こちらへ流されてからひと月あまり。陽子は、柴望の官邸に世話になっていた。一応下働きのような仕事をしつつ毎日を暮らし、時々に柴望からこちらの世界のことについて学んでいた。とはいえ、柴望もなかなか忙しい身らしい。官邸には、三日に一度帰ってくればよい方で、その中で陽子との会話の時間が持てたのは、ほんの二、三度、半刻ほどの時間だけであった。おかげで言葉の通じぬ官邸の使用人たちとは自力で交流するしかなく、ずいぶんと言葉が鍛えられたという良い面もある。仕事に必要な最低限の言葉だけは、伝えあうことが出来るようになっていた。
そんなある日、陽子は柴望に呼ばれた。
「面倒を見ると言っておきながら、ほとんど構ってやれなくてすまない」
それに、いいえ、と答えながら、陽子は勧められた椅子に腰掛ける。
「とりあえず、これを返しておこう」
柴望がそう言って差し出したのは、出会ったばかりのときに借りていった陽子の教科書。陽子は、それを受け取り妙に懐かしく眺めた。
こちらは、例えるなら中国風に近い世界だ。
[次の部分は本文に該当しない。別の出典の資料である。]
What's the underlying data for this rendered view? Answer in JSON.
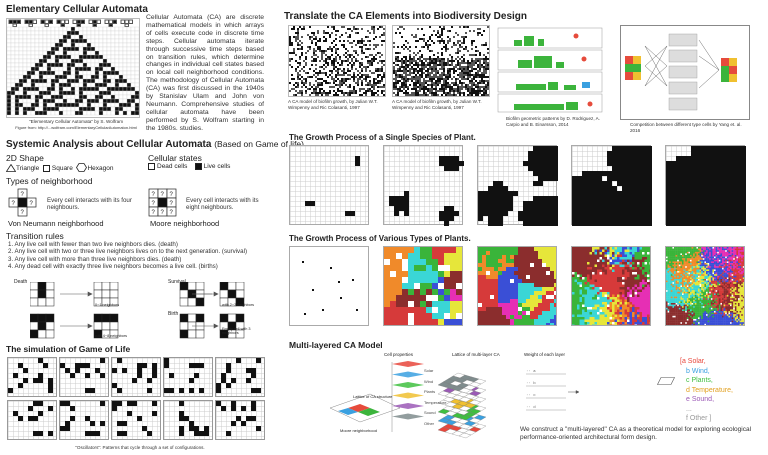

漢字によく似た文字を使い、日本のような仮名文字は存在しない。文章はいわゆる漢文のようなもので、読めるようで読めないその文字に、陽子はやはり違和感を覚えずにはいられなかったが、最近それをようやく当たり前に受け入れられるようになってきていた。
そんな中で再び目にした日本の文字。それが今の陽子には、逆に異質に見えた。
「これを見ただけで、そなたがなかなか高度な教育を受けていたことがわかる」
思わず自分の思考に沈んでいた陽子は、柴望の言葉にはっと我に返って顔を上げた。
「そこで相談なのだが」
「・・・・・・なんでしょう」
「実はこれを、松塾というところで閭胥(ちょうろう)をなさっておられる、氏名を乙悦、字を遠甫とおっしゃる老師に見せたのだ。すると大変に興味を持たれてな。是非とも陽子と話をしたいとおっしゃっておられる」
「そんな。偉い先生にお話しするほどものを知っているわけではありません」
「堅く考える必要はない。乙老師は大変に博識であるのは確かだが、それ以上に非常に好奇心が旺盛なお方。ただ蓬莱の話をするだけでも良いのだ。こちらでは子どもでも知っているようなことを陽子が驚くのと同じように、こちらの者にとっては、あちらのことは驚きに満ちている」
陽子がその例えに頷けば、柴望はゆったりと微笑んだ。
「それに陽子自身も、乙老師のもとで学ぶのがよいと思う。下働きのようなことをさせているだけでは、そなたは惜しい。向こうでしっかり学んでいるのだから、こちらでも学べば身につくだろう」
乙老師にそなたの身を預けようと思うがどうだ、という柴望の提案に、陽子は頷いた。